Pour moi, ce sera un café, comme d'habitude. J'attends, en humant l'ambiance. Ca sent surtout le cawa, le petit noir, l'express, la noisette. Et mes yeux, tout à coup, se heurtent à un très jolie chose : dans un charmant petit panier garni de paille, gisent deux oeufs durs. Une véritable surprise, car les oeufs, depuis longtemps, ont déserté les comptoirs parisiens… Ils en étaient pourtant l'un des principaux ornements, souvent présentés sur un support de bakélite, par six, faisant la ronde autour d'une indispensable salière.

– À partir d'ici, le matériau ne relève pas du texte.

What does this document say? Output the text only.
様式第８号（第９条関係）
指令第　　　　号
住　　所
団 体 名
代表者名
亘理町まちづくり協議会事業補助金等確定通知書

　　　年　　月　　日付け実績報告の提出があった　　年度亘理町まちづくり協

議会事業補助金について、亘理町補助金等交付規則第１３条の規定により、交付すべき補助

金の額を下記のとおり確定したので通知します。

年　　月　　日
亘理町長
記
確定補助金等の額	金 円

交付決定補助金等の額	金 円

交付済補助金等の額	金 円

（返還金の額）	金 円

Et puis le règlement est passé par là. Pas hygiénique le petit oeuf heurté sur le zinc. C'était pourtant bien pratique, pour calmer une petite faim. Ou parfois une grosse :

Il est terrible
le petit bruit de l'oeuf dur cassé sur un comptoir d'étain
il est terrible ce bruit
quand il remue dans la mémoire de l'homme qui a faim
elle est terrible aussi la tête de l'homme
la tête de l'homme qui a faim
quand il se regarde à six heures du matin
dans la glace du grand magasin
une tête couleur de poussière

Forcément… Comment ne pas penser à Prévert à ce moment précis? D'autant plus qu'en sortant du métro Liège, j'ai aperçu un homme qui tendait la main… A quelques mètres de lui, l'oeuf dur est là, aussi inaccessible que le jour où Prévert coucha ces quelques mots dans La grasse matinée

mireurs.jpg

Compteurs mireurs aux Halles de Paris, vers 1900


Sur le comptoir, dans une soucoupe de faïence blanche, gisent quelques coquilles de l'oeuf mangé par mon voisin de droite. Il est sorti, a humé l'air parisien, et s'est éloigné, avec en bouche les goûts étranges et mélangés d'un modeste oeuf dur et d'une bière. Un repas de roi pour l'affamé de 2009, à la tête “couleur de poussière”.

Puis je suis sorti à mon tour, envahi par la mélancolie. Tiens? Il ne pleut plus!

Et je me rendu à mon rendez-vous, toujours troublé par la simple vision de quelques coquilles sur un comptoir.